Farro Salad with Peas, Leeks and Pistachios

Recipe adapted from Ben Mauk, Birdhouse, Minneapolis

Yield: Serves 4 to 6

Cook Time: 35 minutes


4 tablespoons extra-virgin olive oil, divided

1 cup farro

2 cups water

2 teaspoons salt, plus more to taste

½ cup toasted pistachios

1 leek, white and light green part only, thinly sliced

2 medium shallots, finely chopped

¼ cup sheep's-milk skyr or plain Greek-style yogurt

Zest and juice of 1 lemon

Freshly ground black pepper

1 pound fresh or frozen peas, blanched

3 scallions, thinly sliced

2 tablespoons coarsely chopped tarragon leaves


1. In a medium saucepan set over medium heat, add 1 tablespoon of the olive oil. Add the farro and stir to coat. Continue stirring until the farro is lightly toasted, about 2 minutes. Add the water and 2 teaspoons salt and bring to a boil. Reduce the heat to low and simmer until the farro is tender, 20 to 30 minutes. Drain through a fine-mesh sieve and spread the farro out on a baking sheet to cool.

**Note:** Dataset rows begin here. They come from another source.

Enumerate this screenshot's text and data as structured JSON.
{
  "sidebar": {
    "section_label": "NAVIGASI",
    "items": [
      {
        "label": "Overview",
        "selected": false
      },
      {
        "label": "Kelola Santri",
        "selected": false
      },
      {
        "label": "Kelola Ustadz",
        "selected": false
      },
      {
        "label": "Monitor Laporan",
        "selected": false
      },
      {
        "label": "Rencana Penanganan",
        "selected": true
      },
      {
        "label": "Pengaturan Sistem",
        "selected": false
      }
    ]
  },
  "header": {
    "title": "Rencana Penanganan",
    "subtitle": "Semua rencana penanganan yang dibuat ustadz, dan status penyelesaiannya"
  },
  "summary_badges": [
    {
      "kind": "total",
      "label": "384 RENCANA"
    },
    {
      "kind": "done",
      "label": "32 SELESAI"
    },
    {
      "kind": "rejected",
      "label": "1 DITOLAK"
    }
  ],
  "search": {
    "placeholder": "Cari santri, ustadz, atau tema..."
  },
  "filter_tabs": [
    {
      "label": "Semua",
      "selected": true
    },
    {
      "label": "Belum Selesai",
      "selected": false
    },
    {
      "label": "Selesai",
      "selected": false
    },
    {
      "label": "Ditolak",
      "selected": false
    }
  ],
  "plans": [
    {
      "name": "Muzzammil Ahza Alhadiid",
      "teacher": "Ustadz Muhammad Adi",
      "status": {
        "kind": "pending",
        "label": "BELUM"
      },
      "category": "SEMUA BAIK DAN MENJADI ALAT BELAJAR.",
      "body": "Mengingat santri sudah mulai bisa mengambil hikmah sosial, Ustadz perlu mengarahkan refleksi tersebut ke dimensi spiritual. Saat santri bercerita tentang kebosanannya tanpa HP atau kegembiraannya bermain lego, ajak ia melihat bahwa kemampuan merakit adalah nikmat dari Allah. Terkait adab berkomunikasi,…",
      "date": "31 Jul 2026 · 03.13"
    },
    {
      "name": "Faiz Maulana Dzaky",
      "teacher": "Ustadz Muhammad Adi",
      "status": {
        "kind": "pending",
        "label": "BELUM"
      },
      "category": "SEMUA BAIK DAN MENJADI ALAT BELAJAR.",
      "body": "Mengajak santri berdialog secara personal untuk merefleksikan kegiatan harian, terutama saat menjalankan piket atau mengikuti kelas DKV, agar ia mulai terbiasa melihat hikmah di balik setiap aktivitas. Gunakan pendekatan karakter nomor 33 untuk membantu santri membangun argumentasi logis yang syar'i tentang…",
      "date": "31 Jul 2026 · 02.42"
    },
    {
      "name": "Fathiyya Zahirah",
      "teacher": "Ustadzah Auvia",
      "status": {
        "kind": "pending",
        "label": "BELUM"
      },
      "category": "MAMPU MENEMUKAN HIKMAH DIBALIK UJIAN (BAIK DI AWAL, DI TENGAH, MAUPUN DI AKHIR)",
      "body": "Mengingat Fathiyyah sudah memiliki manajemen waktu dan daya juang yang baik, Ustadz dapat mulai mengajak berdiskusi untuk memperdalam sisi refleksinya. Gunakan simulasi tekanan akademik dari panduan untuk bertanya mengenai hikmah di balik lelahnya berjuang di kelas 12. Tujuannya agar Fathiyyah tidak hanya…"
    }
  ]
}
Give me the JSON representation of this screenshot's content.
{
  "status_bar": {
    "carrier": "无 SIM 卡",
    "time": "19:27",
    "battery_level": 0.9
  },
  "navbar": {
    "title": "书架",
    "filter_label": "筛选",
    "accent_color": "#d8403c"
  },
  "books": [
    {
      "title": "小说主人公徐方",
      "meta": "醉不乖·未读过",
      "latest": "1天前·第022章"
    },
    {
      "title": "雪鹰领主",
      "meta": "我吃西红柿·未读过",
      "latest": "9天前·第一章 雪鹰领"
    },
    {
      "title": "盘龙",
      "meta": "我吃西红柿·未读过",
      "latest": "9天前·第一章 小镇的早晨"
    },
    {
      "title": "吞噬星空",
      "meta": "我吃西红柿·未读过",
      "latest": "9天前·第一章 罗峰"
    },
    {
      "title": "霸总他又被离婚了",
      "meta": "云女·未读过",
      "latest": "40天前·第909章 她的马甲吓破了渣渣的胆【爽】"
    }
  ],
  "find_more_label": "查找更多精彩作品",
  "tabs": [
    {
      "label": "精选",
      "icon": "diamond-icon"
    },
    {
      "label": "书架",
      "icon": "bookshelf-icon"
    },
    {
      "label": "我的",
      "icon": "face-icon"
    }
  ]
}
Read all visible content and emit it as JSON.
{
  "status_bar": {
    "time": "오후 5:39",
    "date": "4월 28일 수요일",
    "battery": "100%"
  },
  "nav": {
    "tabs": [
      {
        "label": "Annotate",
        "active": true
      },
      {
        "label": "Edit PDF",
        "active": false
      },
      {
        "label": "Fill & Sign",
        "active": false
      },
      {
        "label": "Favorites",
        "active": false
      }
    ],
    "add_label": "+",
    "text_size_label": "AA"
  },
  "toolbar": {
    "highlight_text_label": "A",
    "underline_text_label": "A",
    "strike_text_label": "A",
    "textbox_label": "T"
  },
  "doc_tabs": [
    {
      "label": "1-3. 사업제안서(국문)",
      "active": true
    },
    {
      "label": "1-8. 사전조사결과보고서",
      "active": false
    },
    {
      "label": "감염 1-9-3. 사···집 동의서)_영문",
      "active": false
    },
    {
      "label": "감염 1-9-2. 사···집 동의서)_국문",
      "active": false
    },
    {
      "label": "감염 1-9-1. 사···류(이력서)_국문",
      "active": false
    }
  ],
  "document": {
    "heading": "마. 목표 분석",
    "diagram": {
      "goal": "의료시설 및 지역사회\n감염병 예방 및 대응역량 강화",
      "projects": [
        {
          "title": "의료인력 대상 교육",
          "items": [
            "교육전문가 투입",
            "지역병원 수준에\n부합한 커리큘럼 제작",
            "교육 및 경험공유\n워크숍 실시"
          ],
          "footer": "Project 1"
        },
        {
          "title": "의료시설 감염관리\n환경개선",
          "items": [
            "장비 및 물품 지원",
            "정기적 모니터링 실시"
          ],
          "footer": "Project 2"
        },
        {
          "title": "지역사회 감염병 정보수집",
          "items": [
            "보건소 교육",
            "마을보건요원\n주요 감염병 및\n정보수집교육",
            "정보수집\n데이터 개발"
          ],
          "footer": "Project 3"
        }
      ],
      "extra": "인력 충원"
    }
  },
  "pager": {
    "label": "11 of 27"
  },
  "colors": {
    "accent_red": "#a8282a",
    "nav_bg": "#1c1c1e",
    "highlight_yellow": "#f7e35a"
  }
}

2. Preheat the oven to 350°. Place the pistachios on a baking sheet and place in the oven. Bake until fragrant and toasted, 7 to 10 minutes. Set aside to cool.

3. In a medium skillet set over medium heat, add 1 tablespoon of the olive oil. Add the leek and shallots and cook until the leek is tender, about 5 minutes.

4. In a large bowl, whisk together the remaining 2 tablespoons of the olive oil with the skyr and lemon zest and juice. Season with pepper. Add the farro, leek-shallot mixture, peas, scallions, pistachios and tarragon and mix to combine. Season with salt and pepper and serve.